Kreis rechnet mit bis zu 50 unbegleiteten jungen Flüchtlingen

Gesucht werden Bürger, die sich der minderjährigen Jugendlichen annehmen wollen und über entsprechende Kompetenzen und Voraussetzungen verfügen

Der allgemeine Vertreter des Landrats und Geschäftsbereichsleiter Manfred Poth begrüßte die interessierten Bürgerinnen und Bürger im Sitzungssaal. Bild: Dagmar Berens, Kreismedienzentrum
Der allgemeine Vertreter des Landrats und Geschäftsbereichsleiter Manfred Poth begrüßte die interessierten Bürgerinnen und Bürger im Sitzungssaal. Bild: Dagmar Berens, Kreismedienzentrum

Euskirchen – Der Allgemeine Vertreter des Landrats und zugleich Geschäftsbereichsleiter „Bildung, Gesundheit, Jugend und Soziales“, Manfred Poth, begrüßte rund 160 Gäste im vollbesetzten Sitzungssaal des Kreishauses. „Gestern sind 196 Flüchtlinge in Euskirchen angekommen, die in der Notunterkunft an der Thomas-Eßer-Straße untergebracht wurden. Seit einigen Wochen leben schon etwa 130 Flüchtlinge in der Notunterkunft in Schleiden-Gemünd“, berichtete Poth über die aktuelle Lage im Kreis. Er erklärte weiter, dass das Land dem Kreis Euskirchen insgesamt noch weit mehr Flüchtlinge zuweisen würde, allein in Euskirchen bis zu 500. Damit kämen große Unterbringungs- und Betreuungsaufgaben auf den Kreis und seine Kommunen zu.

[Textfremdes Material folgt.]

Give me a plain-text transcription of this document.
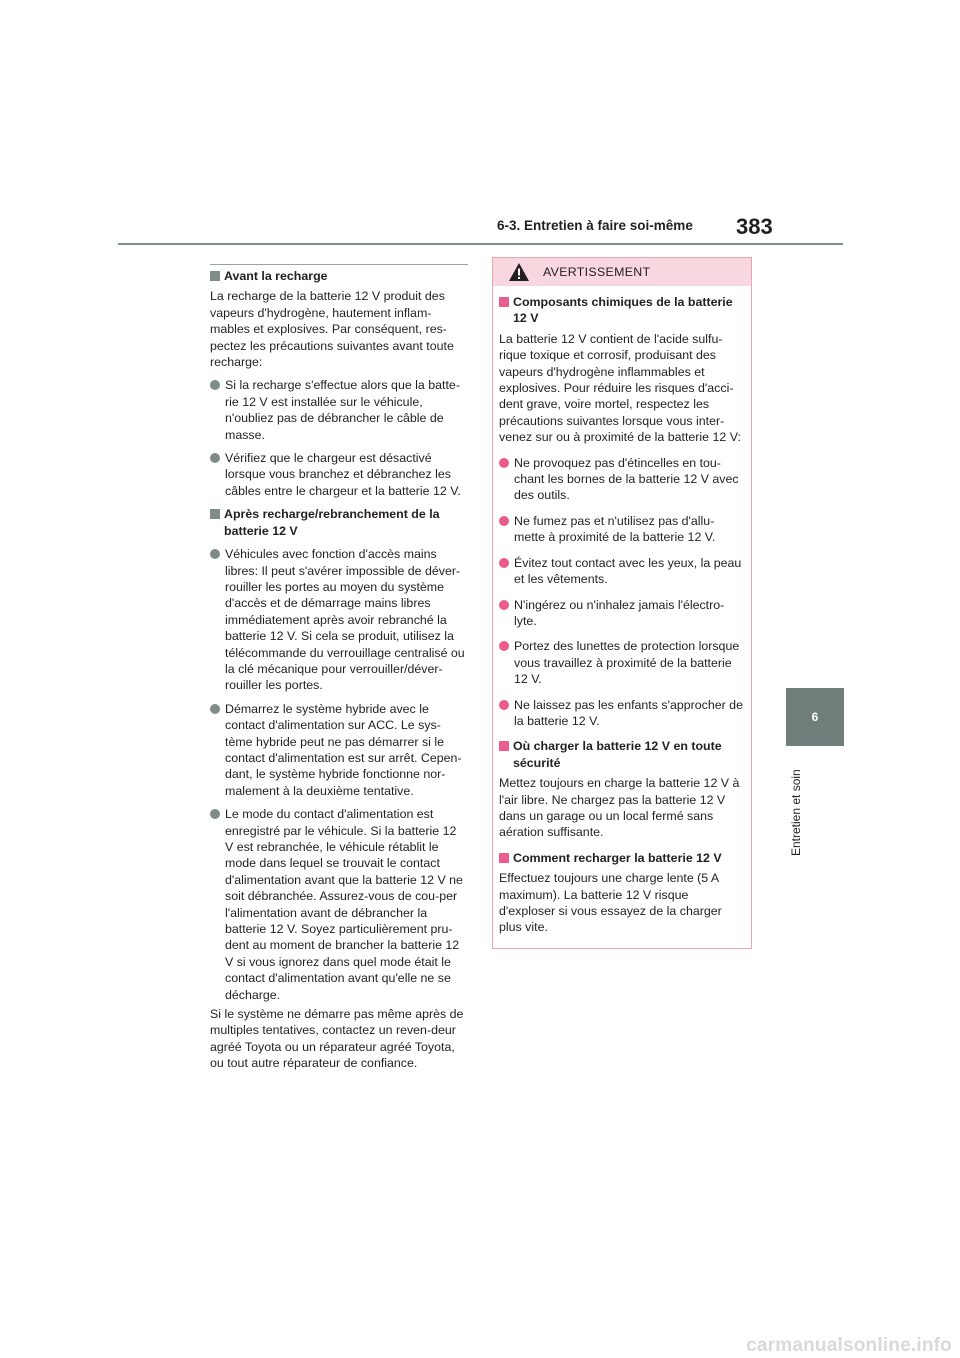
6-3. Entretien à faire soi-même 383
6
Entretien et soin
Avant la recharge
La recharge de la batterie 12 V produit des vapeurs d'hydrogène, hautement inflam-mables et explosives. Par conséquent, res-pectez les précautions suivantes avant toute recharge:
Si la recharge s'effectue alors que la batte-rie 12 V est installée sur le véhicule, n'oubliez pas de débrancher le câble de masse.
Vérifiez que le chargeur est désactivé lorsque vous branchez et débranchez les câbles entre le chargeur et la batterie 12 V.
Après recharge/rebranchement de la batterie 12 V
Véhicules avec fonction d'accès mains libres: Il peut s'avérer impossible de déver-rouiller les portes au moyen du système d'accès et de démarrage mains libres immédiatement après avoir rebranché la batterie 12 V. Si cela se produit, utilisez la télécommande du verrouillage centralisé ou la clé mécanique pour verrouiller/déver-rouiller les portes.
Démarrez le système hybride avec le contact d'alimentation sur ACC. Le sys-tème hybride peut ne pas démarrer si le contact d'alimentation est sur arrêt. Cepen-dant, le système hybride fonctionne nor-malement à la deuxième tentative.
Le mode du contact d'alimentation est enregistré par le véhicule. Si la batterie 12 V est rebranchée, le véhicule rétablit le mode dans lequel se trouvait le contact d'alimentation avant que la batterie 12 V ne soit débranchée. Assurez-vous de cou-per l'alimentation avant de débrancher la batterie 12 V. Soyez particulièrement pru-dent au moment de brancher la batterie 12 V si vous ignorez dans quel mode était le contact d'alimentation avant qu'elle ne se décharge.
Si le système ne démarre pas même après de multiples tentatives, contactez un reven-deur agréé Toyota ou un réparateur agréé Toyota, ou tout autre réparateur de confiance.
AVERTISSEMENT
Composants chimiques de la batterie 12 V
La batterie 12 V contient de l'acide sulfu-rique toxique et corrosif, produisant des vapeurs d'hydrogène inflammables et explosives. Pour réduire les risques d'acci-dent grave, voire mortel, respectez les précautions suivantes lorsque vous inter-venez sur ou à proximité de la batterie 12 V:
Ne provoquez pas d'étincelles en tou-chant les bornes de la batterie 12 V avec des outils.
Ne fumez pas et n'utilisez pas d'allu-mette à proximité de la batterie 12 V.
Évitez tout contact avec les yeux, la peau et les vêtements.
N'ingérez ou n'inhalez jamais l'électro-lyte.
Portez des lunettes de protection lorsque vous travaillez à proximité de la batterie 12 V.
Ne laissez pas les enfants s'approcher de la batterie 12 V.
Où charger la batterie 12 V en toute sécurité
Mettez toujours en charge la batterie 12 V à l'air libre. Ne chargez pas la batterie 12 V dans un garage ou un local fermé sans aération suffisante.
Comment recharger la batterie 12 V
Effectuez toujours une charge lente (5 A maximum). La batterie 12 V risque d'exploser si vous essayez de la charger plus vite.
carmanualsonline.info
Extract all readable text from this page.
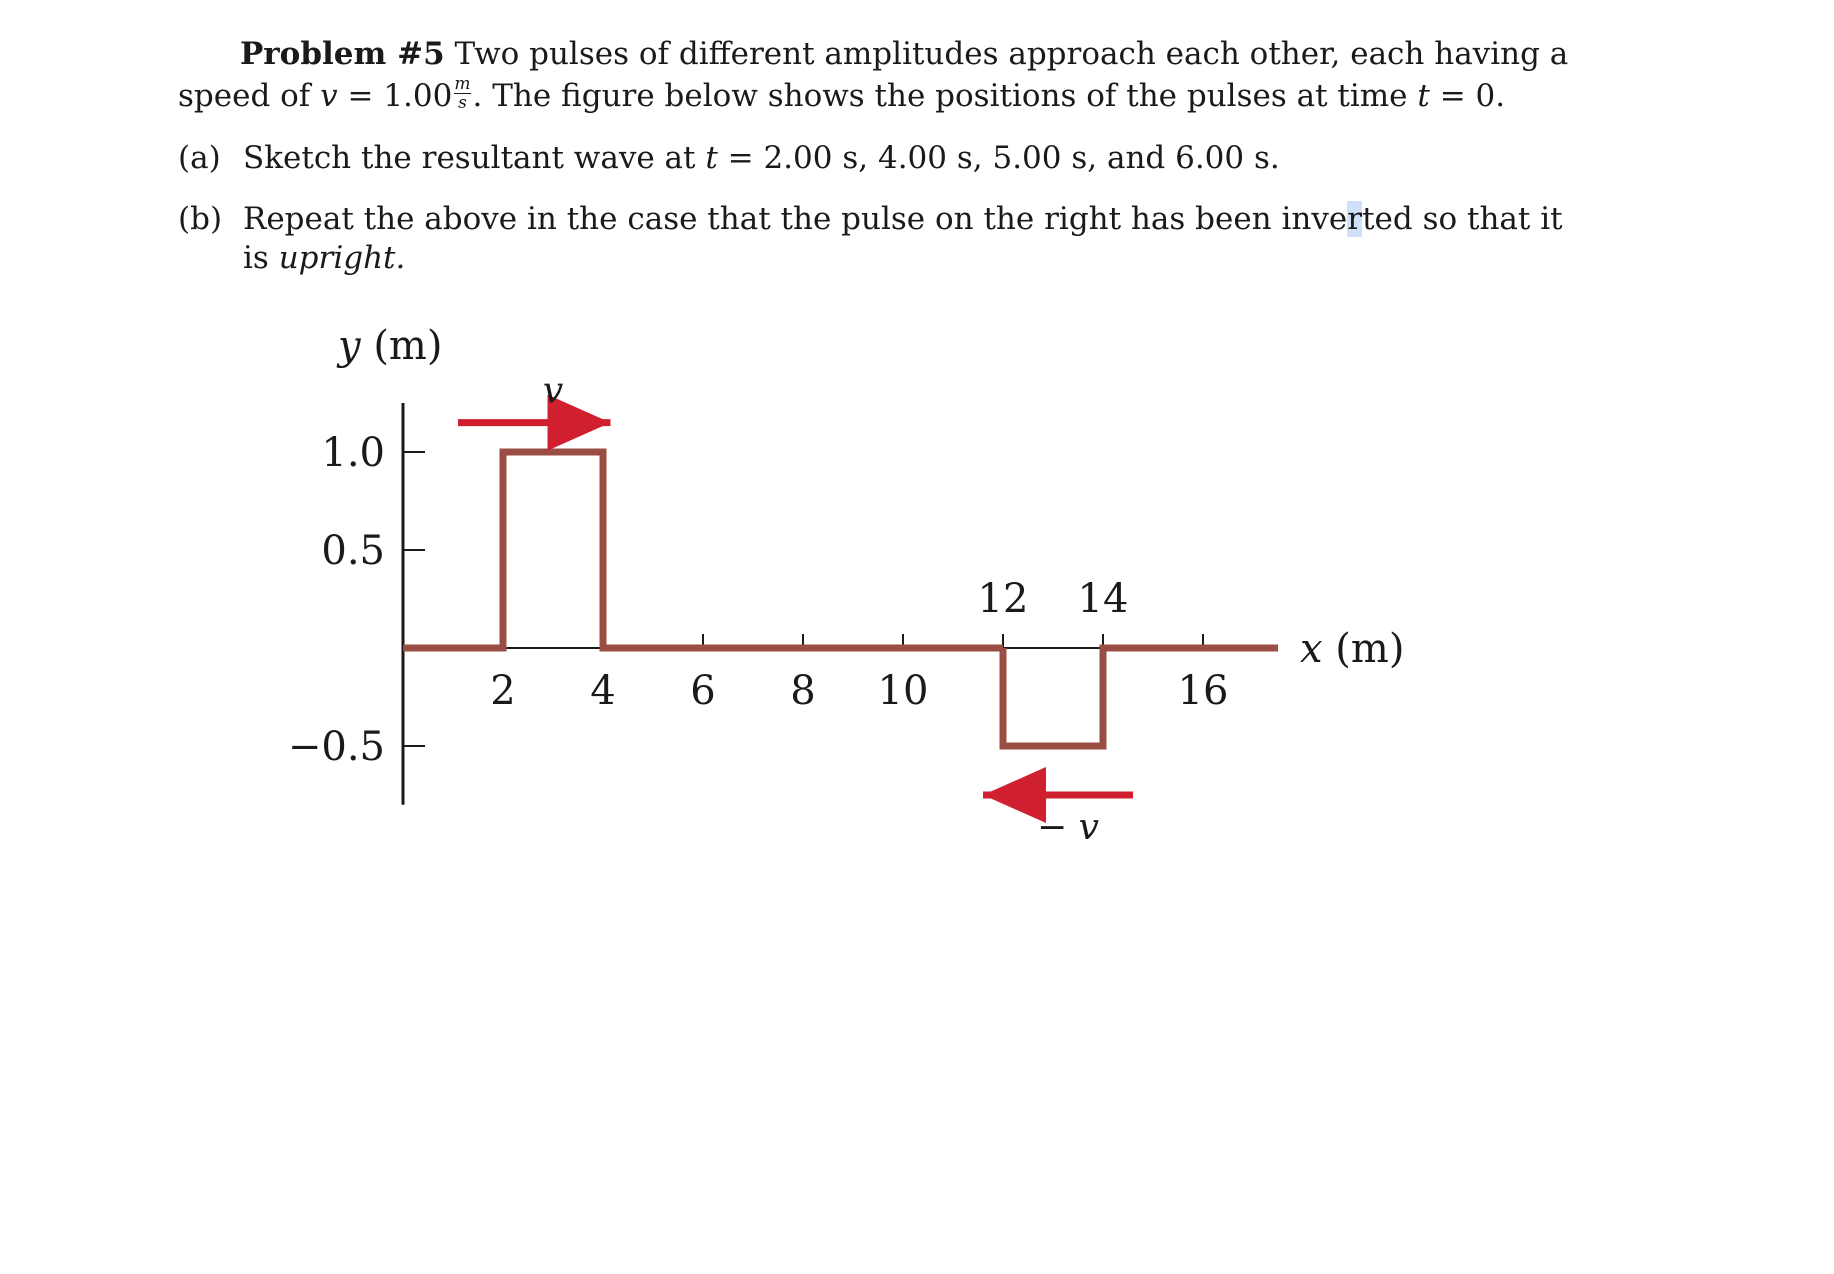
Problem #5 Two pulses of different amplitudes approach each other, each having a
speed of $v = 1.00 \frac{m}{s}$ . The figure below shows the positions of the pulses at time t = 0.
(a) Sketch the resultant wave at t = 2.00 s, 4.00 s, 5.00 s, and 6.00 s.
(b) Repeat the above in the case that the pulse on the right has been inverted so that it
is upright.
1.0
0.5
−0.5
2 4 6 8 10	16
12 14
y (m)
x (m)
v
− v
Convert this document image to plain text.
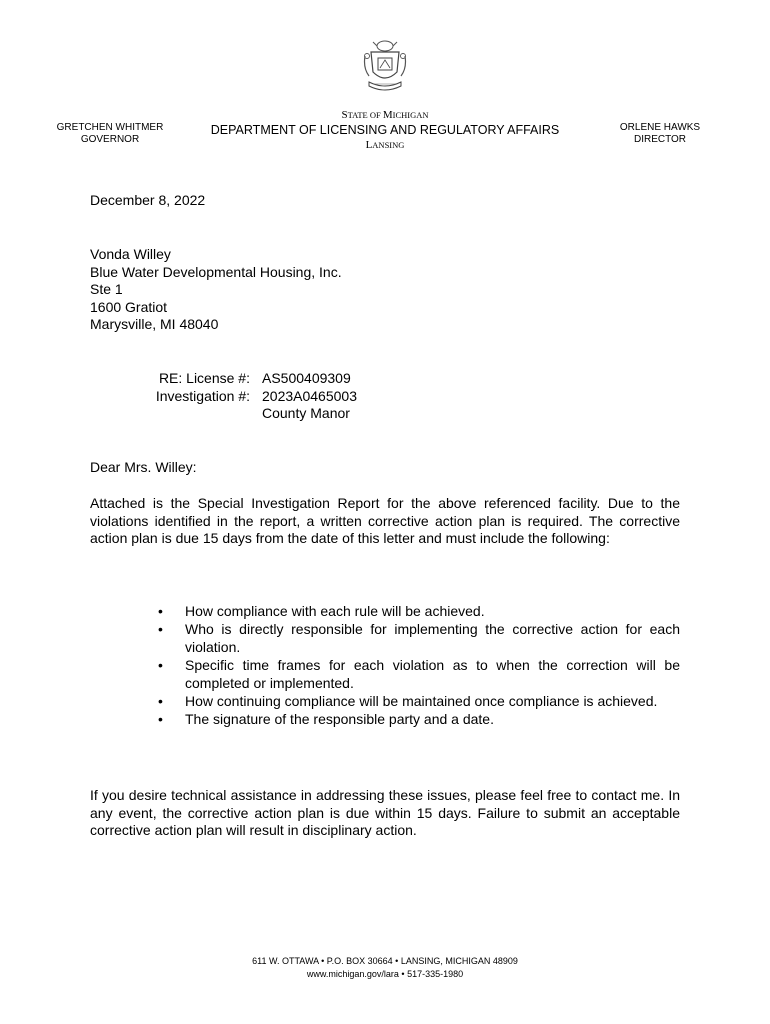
GRETCHEN WHITMER
GOVERNOR
STATE OF MICHIGAN
DEPARTMENT OF LICENSING AND REGULATORY AFFAIRS
LANSING
ORLENE HAWKS
DIRECTOR
December 8, 2022
Vonda Willey
Blue Water Developmental Housing, Inc.
Ste 1
1600 Gratiot
Marysville, MI 48040
RE: License #: AS500409309
Investigation #: 2023A0465003
County Manor
Dear Mrs. Willey:
Attached is the Special Investigation Report for the above referenced facility. Due to the violations identified in the report, a written corrective action plan is required. The corrective action plan is due 15 days from the date of this letter and must include the following:
• How compliance with each rule will be achieved.
• Who is directly responsible for implementing the corrective action for each violation.
• Specific time frames for each violation as to when the correction will be completed or implemented.
• How continuing compliance will be maintained once compliance is achieved.
• The signature of the responsible party and a date.
If you desire technical assistance in addressing these issues, please feel free to contact me. In any event, the corrective action plan is due within 15 days. Failure to submit an acceptable corrective action plan will result in disciplinary action.
611 W. OTTAWA • P.O. BOX 30664 • LANSING, MICHIGAN 48909
www.michigan.gov/lara • 517-335-1980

„Bei den Flüchtlingen sind auch immer wieder unbegleitete, minderjährige Jugendliche dabei. Gestern waren es vier. Um diese kümmern sich Mitarbeiterinnen und Mitarbeiter der Jugendabteilung“, stellte Poth die aktuelle Lage fest. Und weiter: „Der Flüchtlingsstrom ist ungebrochen und die Anzahl nimmt weiter rasant zu. Das heißt für uns, dass in Zukunft immer mehr minderjährige, unbegleitete Jugendliche betreut und untergebracht werden müssen.“

Poth übergab an Jugendamtsleiter Erdmann Bierdel, der in seiner kurzen Einführung zum Fazit kam, dass damit zu rechnen sei, dass in Zukunft ca. 50 unbegleitete Jugendliche im Kreis versorgt werden müssten. Eines sei besonders wichtig: die enge Verknüpfung von ehrenamtlich helfenden Bürgern mit der professionellen Unterstützung der Jugendämter und vieler anderer Organisationen. „Der Kontakt zwischen den Jugendlichen und den ehrenamtlich Tätigen kann eine zentrale Rolle für die Integration spielen“, so Bierdel.

Volles Haus: mehr als 160 Bürgerinnen und Bürger waren der Einladung ins Kreishaus gefolgt. Bild: Dagmar Berens, Kreismedienzentrum
Volles Haus: mehr als 160 Bürgerinnen und Bürger waren der Einladung ins Kreishaus gefolgt. Bild: Dagmar Berens, Kreismedienzentrum

Roland Kuhlen vom Kommunalen Bildungs- und Integrationszentrum (KoBIZ) nannte Syrien, Irak, Afghanistan, Eritrea und Somalia als die fünf wesentlichen Herkunftsländer der Flüchtlinge. Er wies ausdrücklich darauf hin, dass die Schutzquote minderjähriger Flüchtlinge aus diesen Ländern bei nahezu 100 Prozent liegt. Das bedeutet, dass diese jungen Menschen auf relativ lange Zeit, unter Umständen viele Jahre, in Deutschland bleiben werden. Als häufige Fluchtgründe nannte er Krieg, Zwangsheirat, Gewalt in der Familie und wirtschaftliche Not.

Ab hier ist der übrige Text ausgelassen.